Design a notification system
Expected question
"Design a notification system. How do you deliver push, email, SMS, and in-app notifications reliably with user preferences and rate limits?"
Variant forms
Interviewers often ask the same design with different framing — recognize the archetype:
- "Design Uber-style trip notifications across push, SMS, and email with fallbacks."
- "How do you send 1B push notifications for a marketing campaign without burning deliverability?"
- "Design user preference center: quiet hours, channel opt-in, topic subscriptions."
- "Our notifications duplicated — architect idempotency and deduplication keys."
- "Design priority: transactional alerts bypass marketing throttles."
- "How do you template and localize notifications for 40 languages?"
- "Design delivery analytics: sent, delivered, opened, failed — with retry policies."
Where this actually gets asked
Top-tier classic system-design question at Amazon, Meta, and most big-tech loops: multi-channel notifications (push, email, SMS, in-app) with fan-out, preferences, and reliability.

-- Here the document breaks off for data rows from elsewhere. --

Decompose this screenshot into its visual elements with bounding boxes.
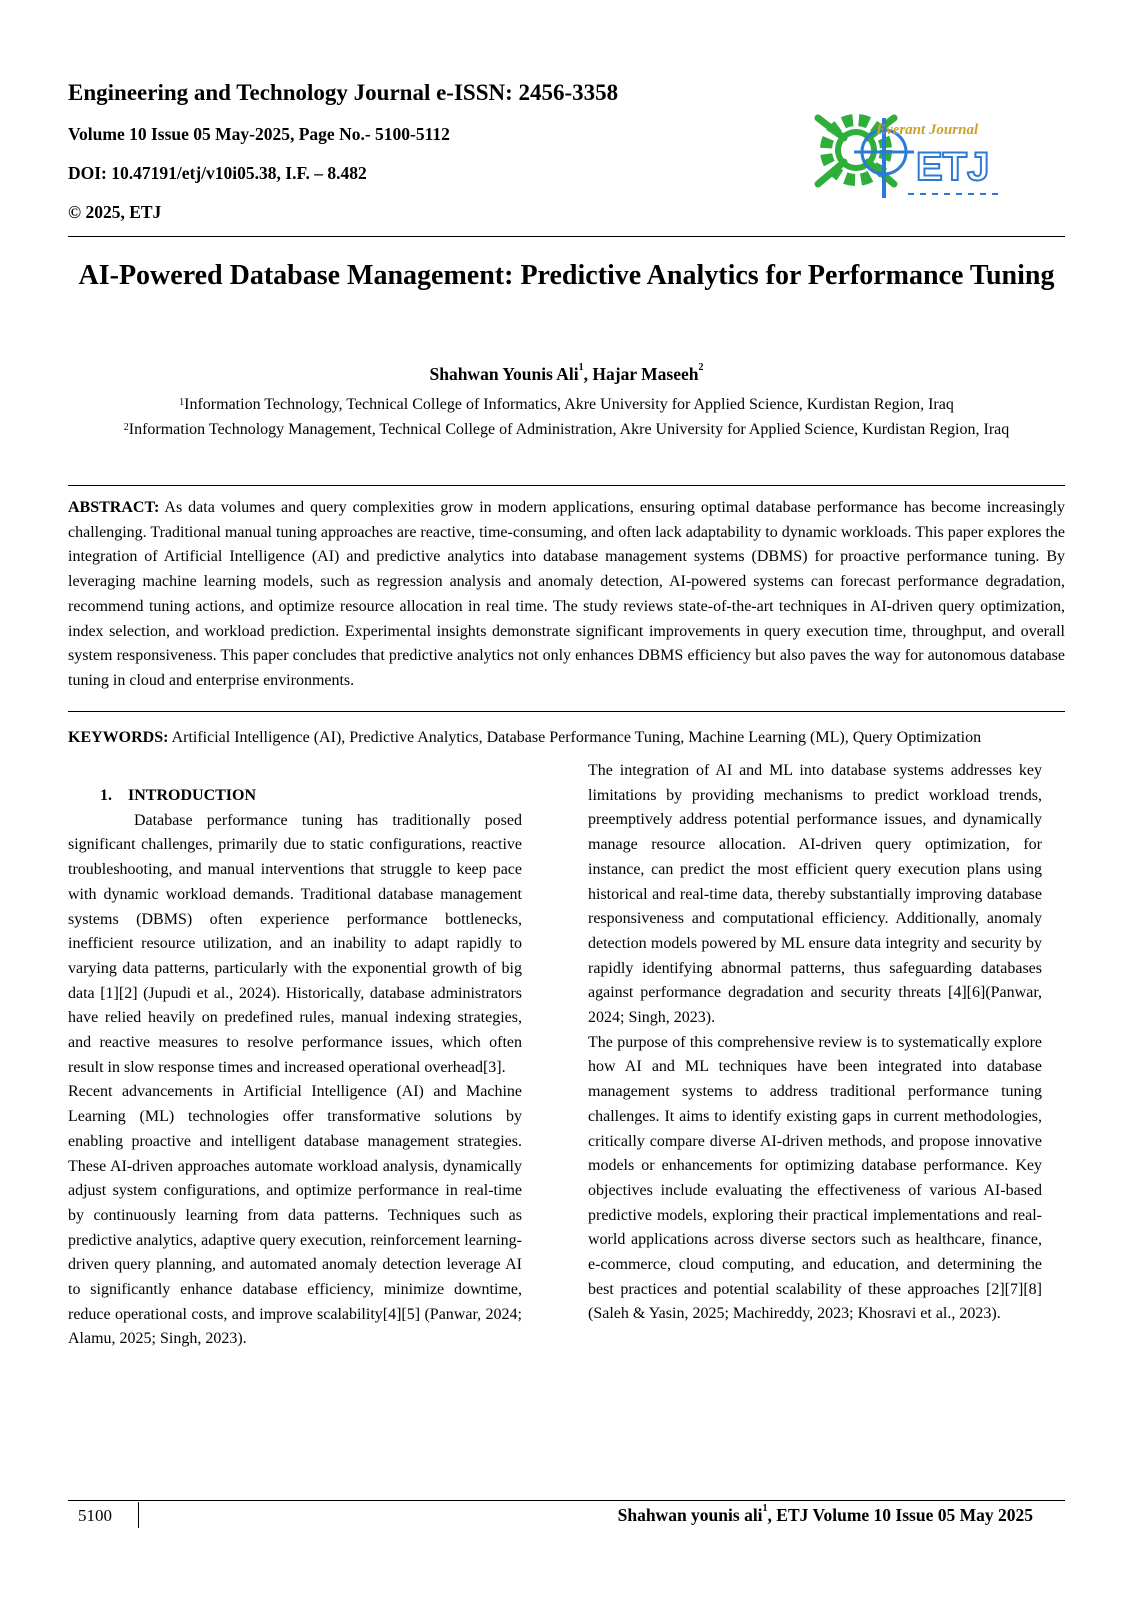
section-heading-introduction: 1. INTRODUCTION (100, 787, 257, 804)
keywords-label: KEYWORDS: (68, 729, 169, 746)
author-2: Hajar Maseeh (592, 364, 699, 384)
journal-page (68, 0, 1065, 1600)
affiliation-1-text: Information Technology, Technical College of Informatics, Akre University for Applied Science, Kurdistan Region, Iraq (184, 396, 954, 413)
etj-logo (798, 98, 1018, 208)
footer-divider (138, 1502, 139, 1528)
affiliation-1-sup: 1 (179, 397, 185, 408)
page-number: 5100 (78, 1506, 112, 1525)
intro-paragraph-4: The purpose of this comprehensive review is to systematically explore how AI and ML techniques have been integrated into database management systems to address traditional performance tuning challenges. It aims to identify existing gaps in current methodologies, critically compare diverse AI-driven methods, and propose innovative models or enhancements for optimizing database performance. Key objectives include evaluating the effectiveness of various AI-based predictive models, exploring their practical implementations and real-world applications across diverse sectors such as healthcare, finance, e-commerce, cloud computing, and education, and determining the best practices and potential scalability of these approaches [2][7][8](Saleh & Yasin, 2025; Machireddy, 2023; Khosravi et al., 2023). (588, 1033, 1042, 1323)
intro-paragraph-1: Database performance tuning has traditionally posed significant challenges, primarily due to static configurations, reactive troubleshooting, and manual interventions that struggle to keep pace with dynamic workload demands. Traditional database management systems (DBMS) often experience performance bottlenecks, inefficient resource utilization, and an inability to adapt rapidly to varying data patterns, particularly with the exponential growth of big data [1][2] (Jupudi et al., 2024). Historically, database administrators have relied heavily on predefined rules, manual indexing strategies, and reactive measures to resolve performance issues, which often result in slow response times and increased operational overhead[3]. (68, 811, 522, 1076)
doi-line: DOI: 10.47191/etj/v10i05.38, I.F. – 8.482 (68, 163, 367, 183)
running-footer-rest: , ETJ Volume 10 Issue 05 May 2025 (767, 1505, 1033, 1525)
logo-main-text: ETJ (916, 145, 990, 189)
logo-top-text: Everant Journal (876, 122, 979, 138)
author-2-sup: 2 (698, 362, 704, 373)
intro-paragraph-3: The integration of AI and ML into database systems addresses key limitations by providing mechanisms to predict workload trends, preemptively address potential performance issues, and dynamically manage resource allocation. AI-driven query optimization, for instance, can predict the most efficient query execution plans using historical and real-time data, thereby substantially improving database responsiveness and computational efficiency. Additionally, anomaly detection models powered by ML ensure data integrity and security by rapidly identifying abnormal patterns, thus safeguarding databases against performance degradation and security threats [4][6](Panwar, 2024; Singh, 2023). (588, 762, 1042, 1027)
author-separator: , (583, 364, 593, 384)
abstract-top-rule (68, 485, 1065, 486)
keywords-text: Artificial Intelligence (AI), Predictive Analytics, Database Performance Tuning, Machine Learning (ML), Query Optimization (168, 729, 982, 746)
affiliation-2 (68, 417, 1065, 442)
running-footer-author: Shahwan younis ali (617, 1505, 763, 1525)
footer-rule (68, 1500, 1065, 1501)
header-rule (68, 236, 1065, 237)
affiliation-1 (68, 392, 1065, 417)
journal-title: Engineering and Technology Journal e-ISSN: 2456-3358 (68, 80, 619, 105)
keywords (68, 726, 1065, 751)
paper-title: AI-Powered Database Management: Predictive Analytics for Performance Tuning (78, 260, 1055, 291)
left-column (68, 784, 522, 1352)
volume-line: Volume 10 Issue 05 May-2025, Page No.- 5100-5112 (68, 124, 450, 144)
abstract-text: As data volumes and query complexities grow in modern applications, ensuring optimal database performance has become increasingly challenging. Traditional manual tuning approaches are reactive, time-consuming, and often lack adaptability to dynamic workloads. This paper explores the integration of Artificial Intelligence (AI) and predictive analytics into database management systems (DBMS) for proactive performance tuning. By leveraging machine learning models, such as regression analysis and anomaly detection, AI-powered systems can forecast performance degradation, recommend tuning actions, and optimize resource allocation in real time. The study reviews state-of-the-art techniques in AI-driven query optimization, index selection, and workload prediction. Experimental insights demonstrate significant improvements in query execution time, throughput, and overall system responsiveness. This paper concludes that predictive analytics not only enhances DBMS efficiency but also paves the way for autonomous database tuning in cloud and enterprise environments. (68, 499, 1065, 689)
running-footer-sup: 1 (762, 1503, 768, 1514)
abstract (68, 496, 1065, 694)
right-column (588, 759, 1042, 1327)
intro-paragraph-2: Recent advancements in Artificial Intelligence (AI) and Machine Learning (ML) technologies offer transformative solutions by enabling proactive and intelligent database management strategies. These AI-driven approaches automate workload analysis, dynamically adjust system configurations, and optimize performance in real-time by continuously learning from data patterns. Techniques such as predictive analytics, adaptive query execution, reinforcement learning-driven query planning, and automated anomaly detection leverage AI to significantly enhance database efficiency, minimize downtime, reduce operational costs, and improve scalability[4][5] (Panwar, 2024; Alamu, 2025; Singh, 2023). (68, 1083, 522, 1348)
keywords-rule (68, 711, 1065, 712)
running-footer (618, 1505, 1033, 1526)
authors (68, 364, 1065, 385)
affiliation-2-text: Information Technology Management, Technical College of Administration, Akre University for Applied Science, Kurdistan Region, Iraq (128, 421, 1010, 438)
copyright-line: © 2025, ETJ (68, 202, 162, 222)
affiliation-2-sup: 2 (123, 422, 129, 433)
author-1-sup: 1 (578, 362, 584, 373)
author-1: Shahwan Younis Ali (429, 364, 579, 384)
abstract-label: ABSTRACT: (68, 499, 160, 516)
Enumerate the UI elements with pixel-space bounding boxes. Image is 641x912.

Not AI-specific; still appears in Staff loops as an operational-depth probe.
Requirements
Functional
- Accept notification events from producers (order shipped, mention, security alert).
- Deliver via user-preferred channels with templates.
- Honor quiet hours, per-category opt-outs, and frequency caps.
- Support digests (batch) and realtime (immediate) priorities.
Non-functional
- At-least-once delivery with idempotent providers; no silent drops for security alerts.
- Fan-out to millions of recipients for one event (celebrity / flash sale) without melting producers.
- Per-channel retries, DLQ, and observability.
- P99 enqueue latency low; end-to-end delivery SLO varies by priority.
Core entities
- Notification request: idempotency_key, user_id(s) or segment, template_id, priority, payload.
- Preference: user_id, channel, category, enabled, quiet_hours.
- Delivery attempt: channel, provider_message_id, status, attempt_n.
- Template: localized body, required variables, channel constraints.
API / interface
POST /v1/notifications
Idempotency-Key: <uuid>
{ "user_id":"u_...", "category":"security", "template":"login_new_device",
"data":{"device":"iPhone"}, "priority":"high" }
→ 202 { "notification_id":"n_..." }
POST /v1/notifications/bulk
{ "segment_id":"seg_...", "template":"sale_start", "priority":"normal" }
→ 202 { "campaign_id":"cmp_..." }
PUT /v1/users/{id}/preferences
{ "email":{"marketing":false,"security":true}, "push":{"mentions":true}, "quiet_hours":"22-07" }
→ 200
GET /v1/notifications/{id}
→ { "status":"delivered|pending|failed", "attempts":[...] }
Staff+ callout: security category ignores marketing opt-outs; encode that in policy, not hope.
Data Flow
Producer enqueues → preference filter → channel router → provider adapters → receipt/webhook updates status.
Rendering architecture diagram…
High-level design
Maps to functional requirements from step 1 — the component architecture that makes the API and data flow real.
Rendering architecture diagram…
Deep dives below target non-functional requirements (latency, scale, failure, cost, security).
Deep dive 1: fan-out at scale
For 1:N campaigns, do not expand millions of rows synchronously in the producer. Use segment materialization + chunked workers, or write-fanout to per-user inboxes for small N and read-fanout for large N (same celebrity problem as feeds). Cap QPS to each provider; smooth with token buckets.
Deep dive 2: reliability semantics
Idempotency keys at ingest; provider-level dedupe. Retries with exponential backoff + jitter; DLQ after N. Critical alerts: fail closed on preference store outage (still attempt security email); marketing: fail open to skip is acceptable. Track provider SLA breaches separately.
Deep dive 3: preference and abuse
Frequency caps prevent notification fatigue and SMS cost blowups. Quiet hours defer normal priority but not security. Rate-limit producers that spam a single user.
Deep dive 4: delivery SLOs and provider circuit breaking
Track queued → sent → delivered → bounced per notification; set SLOs by priority (security:
minutes; marketing: hours). On provider degradation, circuit-break — stop global retry storms,
use capped backoff, and only cross-channel fallback where policy allows. In 45 minutes, cover
fan-out + preferences + idempotency + one provider-failure story.
What's expected at each level
- Mid-level: one queue → email API.
- Senior: multi-channel + preferences + retries.
- Staff+: fan-out strategy, idempotency, priority vs quiet hours, DLQ/ops.
- Principal: provider cost economics, abuse, and cross-region delivery SLOs.
Follow-up questions to expect
- "How do you digests work?" (Windowed aggregation worker per user/category.)
- "User disables push mid-campaign?" (Preference check at send time, not only enqueue.)